Dent Royal Klinik Ankara’nın Gaziosmanpaşa semtinde, doğa ile iç içe bir konumda yer almaktadır. Klinik, büro binası olarak inşa edilen bir yapının iki katına yayılmaktadır. Projenin içmimari tasarımı ve uygulaması İki Derece Mimarlık tarafından gerçekleştirilmiştir. Tasarım süreci, doğal malzemelerin, projenin gerektirdiği sentetik malzemeler ile bir arada kullanıldığı ve aynı zamanda hijyenin ön planda tutulduğu, temel bir kurgu üzerinden ayrıntılandırılmıştır.
Klinik giriş katında dört adet yetişkin muayene ünitesi, bir adet çocuk muayene ünitesi, bir adet panoramik röntgen odası, konuk dinlenme alanı, çocuk oyun alanı, görevliler için birer adet bay ve bayan giyinme odası, engelli kullanımına uygun tuvalet bölümü, bir adet yönetim odası, bir adet doktor dinlenme odası ve konferans salonu bulunmaktadır. İkinci katta ise bir adet sekreterya, altı kişilik açık büro alanı, bir adet yönetici odası, muhasebe, mutfak ve depo bölümleri yer almaktadır.
Mekânları geniş ve ferah göstermek amacıyla genel mekân, zemin bölümlerinde beyaz renkli epoksi uygulaması tercih edilirken, koridor bölümlerinde, üniteler arasında uzaklıklar geniş tutulmuş ve ayna kullanımı ile derinlik algısı desteklenmiştir.
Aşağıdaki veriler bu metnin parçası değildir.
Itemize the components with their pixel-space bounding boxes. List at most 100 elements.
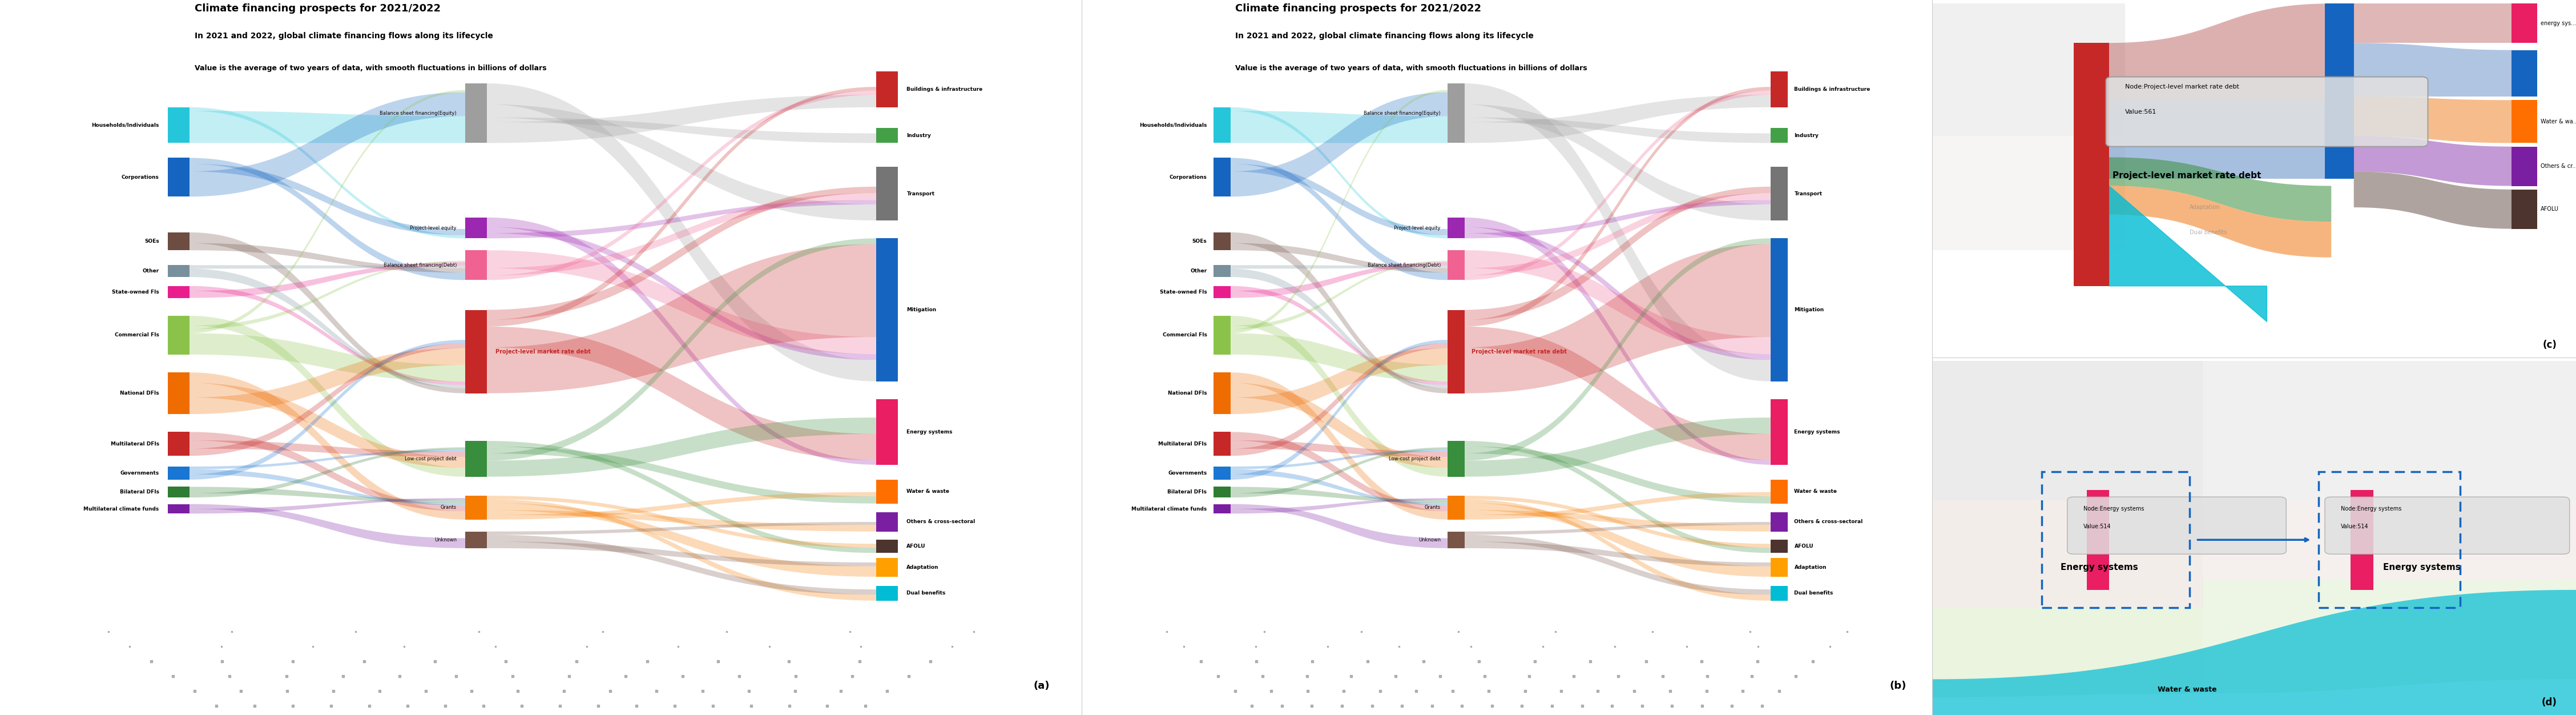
Polygon shape <box>1231 261 1448 330</box>
Polygon shape <box>487 418 876 477</box>
Text: Balance sheet financing(Equity): Balance sheet financing(Equity) <box>379 111 456 116</box>
Text: (c): (c) <box>2543 340 2555 350</box>
Polygon shape <box>1463 117 1770 143</box>
Text: Energy systems: Energy systems <box>907 430 953 435</box>
Text: Multilateral climate funds: Multilateral climate funds <box>1131 506 1208 511</box>
Polygon shape <box>1231 333 1448 382</box>
Bar <box>876 167 899 220</box>
Polygon shape <box>191 269 466 388</box>
Bar <box>1448 531 1463 548</box>
Polygon shape <box>1231 348 1448 414</box>
Text: Water & waste: Water & waste <box>907 489 951 494</box>
Text: Balance sheet financing(Debt): Balance sheet financing(Debt) <box>1368 262 1440 267</box>
Polygon shape <box>1231 343 1448 456</box>
Polygon shape <box>1231 243 1448 272</box>
Bar <box>466 495 487 520</box>
Bar <box>1770 586 1788 601</box>
FancyBboxPatch shape <box>2107 77 2429 147</box>
Bar <box>167 286 191 298</box>
Polygon shape <box>487 87 876 327</box>
Text: SOEs: SOEs <box>144 239 160 244</box>
Polygon shape <box>1463 446 1770 503</box>
Polygon shape <box>191 265 466 269</box>
Text: Water & wa...: Water & wa... <box>2540 119 2576 124</box>
Bar <box>876 238 899 381</box>
Text: State-owned FIs: State-owned FIs <box>111 290 160 295</box>
Text: Climate financing prospects for 2021/2022: Climate financing prospects for 2021/202… <box>1234 4 1481 14</box>
Polygon shape <box>2202 361 2576 500</box>
Polygon shape <box>1231 265 1448 269</box>
Text: Energy systems: Energy systems <box>2383 563 2460 571</box>
Bar <box>466 310 487 393</box>
Polygon shape <box>1463 244 1770 393</box>
Polygon shape <box>2202 500 2576 579</box>
Polygon shape <box>1231 487 1448 503</box>
Text: Dual benefits: Dual benefits <box>1795 591 1834 596</box>
Polygon shape <box>191 340 466 480</box>
Text: Adaptation: Adaptation <box>907 565 938 570</box>
Polygon shape <box>2354 172 2512 229</box>
Polygon shape <box>1463 522 1770 535</box>
Text: Households/Individuals: Households/Individuals <box>93 122 160 128</box>
Text: Water & waste: Water & waste <box>1795 489 1837 494</box>
Bar <box>1213 467 1231 480</box>
Polygon shape <box>2110 157 2331 222</box>
Polygon shape <box>487 495 876 548</box>
Polygon shape <box>191 373 466 520</box>
Text: Industry: Industry <box>907 133 930 138</box>
Text: Node:Energy systems: Node:Energy systems <box>2342 506 2401 511</box>
Polygon shape <box>191 286 466 385</box>
Bar <box>466 531 487 548</box>
Polygon shape <box>1463 84 1770 381</box>
Polygon shape <box>1463 535 1770 595</box>
Text: Buildings & infrastructure: Buildings & infrastructure <box>907 87 981 92</box>
Bar <box>2074 43 2110 286</box>
Polygon shape <box>487 503 876 577</box>
Bar <box>2349 490 2372 590</box>
Polygon shape <box>191 111 466 143</box>
Polygon shape <box>2110 4 2331 100</box>
Bar <box>1213 286 1231 298</box>
Polygon shape <box>191 262 466 298</box>
Polygon shape <box>191 504 466 548</box>
Text: Grants: Grants <box>440 505 456 511</box>
Text: Others & cross-sectoral: Others & cross-sectoral <box>907 519 976 525</box>
Bar <box>167 432 191 456</box>
Text: Bilateral DFIs: Bilateral DFIs <box>118 490 160 495</box>
Bar <box>466 441 487 477</box>
Bar <box>1448 441 1463 477</box>
Bar <box>1770 128 1788 143</box>
Text: Low-cost project debt: Low-cost project debt <box>404 456 456 461</box>
Polygon shape <box>1231 469 1448 506</box>
Text: Project-level market rate debt: Project-level market rate debt <box>495 349 590 355</box>
Text: Mitigation: Mitigation <box>907 307 938 312</box>
Text: Balance sheet financing(Equity): Balance sheet financing(Equity) <box>1363 111 1440 116</box>
Bar <box>1213 107 1231 143</box>
Text: In 2021 and 2022, global climate financing flows along its lifecycle: In 2021 and 2022, global climate financi… <box>1234 32 1533 40</box>
Text: Multilateral DFIs: Multilateral DFIs <box>1159 441 1208 446</box>
Polygon shape <box>1932 500 2202 608</box>
Bar <box>876 558 899 577</box>
Polygon shape <box>487 238 876 460</box>
Bar <box>167 265 191 277</box>
Text: Others & cross-sectoral: Others & cross-sectoral <box>1795 519 1862 525</box>
Polygon shape <box>1463 499 1770 601</box>
Polygon shape <box>487 446 876 503</box>
Polygon shape <box>1231 448 1448 498</box>
Text: Transport: Transport <box>907 191 935 196</box>
Text: Corporations: Corporations <box>1170 174 1208 180</box>
Text: Grants: Grants <box>1425 505 1440 511</box>
Bar <box>167 504 191 513</box>
Bar <box>876 480 899 503</box>
Text: Low-cost project debt: Low-cost project debt <box>1388 456 1440 461</box>
Bar <box>2324 4 2354 179</box>
Polygon shape <box>2110 100 2331 179</box>
Text: AFOLU: AFOLU <box>1795 544 1814 549</box>
Polygon shape <box>191 440 466 457</box>
Bar <box>167 487 191 498</box>
Polygon shape <box>1231 432 1448 511</box>
Text: (a): (a) <box>1033 681 1048 691</box>
Text: Dual benefits: Dual benefits <box>2190 230 2226 235</box>
Polygon shape <box>1463 495 1770 548</box>
Polygon shape <box>487 244 876 393</box>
Öteki tarafta, zemin bölümlerinde ve belirli aksesuarlarda turuncu renk ile vurgu ve yönlendirme yapılmıştır. Genel mekânlarda, tavan bölümlerinde, beyaz renkli, parlak epoksi boya kullanılırken, muayene üniteleri gibi belirli bölümlerde antibakteriyel özelliğe sahip, taşyünü tavan tercih edilmiştir. Doğal ürünlerin ön planda tutulduğu projede, giriş alanında, muayene ünitelerinde ve konferans salonunda freze doğal meşe kullanımı ve girişteki banko bölümünde doğal mermer kullanımı ile temel kurgu vurgulanmıştır. İç mekãn tasarımının geneline egemen tekdüzeliğe karşı duruş, duvarlarda beyaz renkli fiber tuğla kaplama kullanımı ile sürdürülmüştür. Bütün hareketli mobilyalar B&T Design koleksiyonlarından seçilmiştir. Renkler genel çizgiye uyum sağlayacak şekilde belirlenmiştir. Projenin aydınlatma tasarımında günışığından olabildiğince fazla verim almak hedeflenirken, DR Light firması koleksiyonlarından seçilen aydınlatma elemanları homojen bir ışık dağılımı yaratacak şekilde yerleştirilmiştir. Perdeler de aynı etkiyi destekleyecek şekilde seçilmiştir.
Bu haber Yapı Dergisi'nin 414. sayısında yayınlanmıştır.